Essa constatação, da existência de uma crise estatística, ao generalizar-se no presente, levou os editores da prestigiosa revista Basic and Applied Social Psychology, a banirem, em fevereiro de 2015, o uso do conceito matemático de significância estatística, o valor-p. (WOOLSTON, 2015) Entretanto, esta medida também se mostrou envolta em polêmica. Um psicólogo da Universidade de Oregon em Eugene, Sanjay Srivastava, que falou à revista Nature sobre o assunto, afirmou que o próximo passo seria banir as conclusões. Jan de Ruiter, cientista cognitivo da Universidade de Bielefeld, na Alemanha, também em declarações à Nature afirma não ser possível fazer ciência sem alguma forma de inferência estatística (WOOLSTON, 2015).

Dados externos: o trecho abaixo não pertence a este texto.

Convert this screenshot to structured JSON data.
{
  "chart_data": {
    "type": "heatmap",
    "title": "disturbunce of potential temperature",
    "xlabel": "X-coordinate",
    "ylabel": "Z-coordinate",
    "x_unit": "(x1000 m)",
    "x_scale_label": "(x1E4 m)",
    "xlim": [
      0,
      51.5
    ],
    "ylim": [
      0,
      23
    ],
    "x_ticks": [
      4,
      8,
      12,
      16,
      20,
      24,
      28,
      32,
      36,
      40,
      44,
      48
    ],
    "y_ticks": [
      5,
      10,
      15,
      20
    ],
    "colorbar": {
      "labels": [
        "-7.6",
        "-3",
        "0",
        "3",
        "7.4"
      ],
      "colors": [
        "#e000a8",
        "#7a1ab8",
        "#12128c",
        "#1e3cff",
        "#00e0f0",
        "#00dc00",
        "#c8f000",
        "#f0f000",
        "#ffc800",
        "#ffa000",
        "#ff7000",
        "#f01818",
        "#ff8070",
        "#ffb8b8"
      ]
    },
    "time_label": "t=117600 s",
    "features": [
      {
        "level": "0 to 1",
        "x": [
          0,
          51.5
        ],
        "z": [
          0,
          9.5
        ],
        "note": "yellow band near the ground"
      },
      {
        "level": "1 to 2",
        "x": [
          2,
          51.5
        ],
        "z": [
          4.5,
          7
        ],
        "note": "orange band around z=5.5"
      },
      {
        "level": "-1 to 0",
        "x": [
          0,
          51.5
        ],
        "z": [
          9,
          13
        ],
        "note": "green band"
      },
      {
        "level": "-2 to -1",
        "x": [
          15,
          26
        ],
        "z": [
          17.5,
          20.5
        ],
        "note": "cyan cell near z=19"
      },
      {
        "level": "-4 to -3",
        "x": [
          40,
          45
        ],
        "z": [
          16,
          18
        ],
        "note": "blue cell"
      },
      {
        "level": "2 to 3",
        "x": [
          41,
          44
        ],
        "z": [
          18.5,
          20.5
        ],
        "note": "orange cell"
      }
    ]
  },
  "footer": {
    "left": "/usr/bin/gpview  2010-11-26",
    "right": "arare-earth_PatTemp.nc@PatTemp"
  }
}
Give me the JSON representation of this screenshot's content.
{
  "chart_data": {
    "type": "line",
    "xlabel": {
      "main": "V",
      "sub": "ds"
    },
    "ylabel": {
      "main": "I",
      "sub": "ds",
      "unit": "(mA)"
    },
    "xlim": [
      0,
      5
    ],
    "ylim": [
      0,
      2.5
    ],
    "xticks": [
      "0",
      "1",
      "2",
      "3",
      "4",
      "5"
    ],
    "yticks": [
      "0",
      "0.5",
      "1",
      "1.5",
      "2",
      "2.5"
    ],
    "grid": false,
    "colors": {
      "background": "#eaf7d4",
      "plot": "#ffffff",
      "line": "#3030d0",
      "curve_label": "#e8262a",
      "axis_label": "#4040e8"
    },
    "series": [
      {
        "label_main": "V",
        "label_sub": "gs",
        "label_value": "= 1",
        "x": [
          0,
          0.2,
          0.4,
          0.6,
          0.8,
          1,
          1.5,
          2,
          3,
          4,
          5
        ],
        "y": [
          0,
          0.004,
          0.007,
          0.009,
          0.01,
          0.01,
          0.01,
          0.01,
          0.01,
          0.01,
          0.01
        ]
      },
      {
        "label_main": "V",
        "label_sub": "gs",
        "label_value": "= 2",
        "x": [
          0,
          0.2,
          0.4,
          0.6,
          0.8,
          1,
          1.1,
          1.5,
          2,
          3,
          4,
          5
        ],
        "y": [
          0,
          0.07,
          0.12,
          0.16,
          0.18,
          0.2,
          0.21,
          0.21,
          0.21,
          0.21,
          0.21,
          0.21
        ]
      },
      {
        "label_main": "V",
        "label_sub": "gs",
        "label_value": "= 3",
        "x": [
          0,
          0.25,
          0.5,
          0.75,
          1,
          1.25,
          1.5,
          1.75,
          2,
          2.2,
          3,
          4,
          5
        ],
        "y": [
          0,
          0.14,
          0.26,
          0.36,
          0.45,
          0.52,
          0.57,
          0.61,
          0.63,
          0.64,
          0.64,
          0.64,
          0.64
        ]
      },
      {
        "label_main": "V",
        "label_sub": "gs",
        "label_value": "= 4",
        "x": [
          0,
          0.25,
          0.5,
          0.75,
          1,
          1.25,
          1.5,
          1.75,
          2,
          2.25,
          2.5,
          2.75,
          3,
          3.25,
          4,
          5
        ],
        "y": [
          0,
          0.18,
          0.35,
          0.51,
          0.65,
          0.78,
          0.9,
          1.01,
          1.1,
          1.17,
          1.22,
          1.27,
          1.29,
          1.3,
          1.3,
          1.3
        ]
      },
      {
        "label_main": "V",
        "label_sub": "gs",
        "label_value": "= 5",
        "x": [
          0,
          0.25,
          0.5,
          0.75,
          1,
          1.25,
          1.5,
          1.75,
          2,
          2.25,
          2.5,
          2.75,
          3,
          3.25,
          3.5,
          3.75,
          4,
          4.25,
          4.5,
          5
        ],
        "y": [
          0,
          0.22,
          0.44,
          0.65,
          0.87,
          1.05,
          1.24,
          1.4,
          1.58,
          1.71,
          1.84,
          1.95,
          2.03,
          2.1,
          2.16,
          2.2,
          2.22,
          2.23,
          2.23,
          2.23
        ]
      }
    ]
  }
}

Novas formulações estão sendo propostas para sair deste impasse e elas não se limitam a uma discussão metodológica, mas sim remetem aos paradigmas da própria ciência estatística (WAGENMAKERS, 2015)2.

Jacob Cohen, imporante estatístico estadunidense, já havia argumentado, em um bastante citado artigo publicado ainda em 1994 na American Psychologist, com o sarcástico título A Terra é redonda (P < .05) que para “generalização, os psicólogos [e aqui podemos estender o raciocínio para outros campos] devem se fiar, como tem sido feito em todas as antigas ciências, na replicação” (COHEN, 1994).

1Não confundir com Andre Gunder Frank, seu quase homônimo.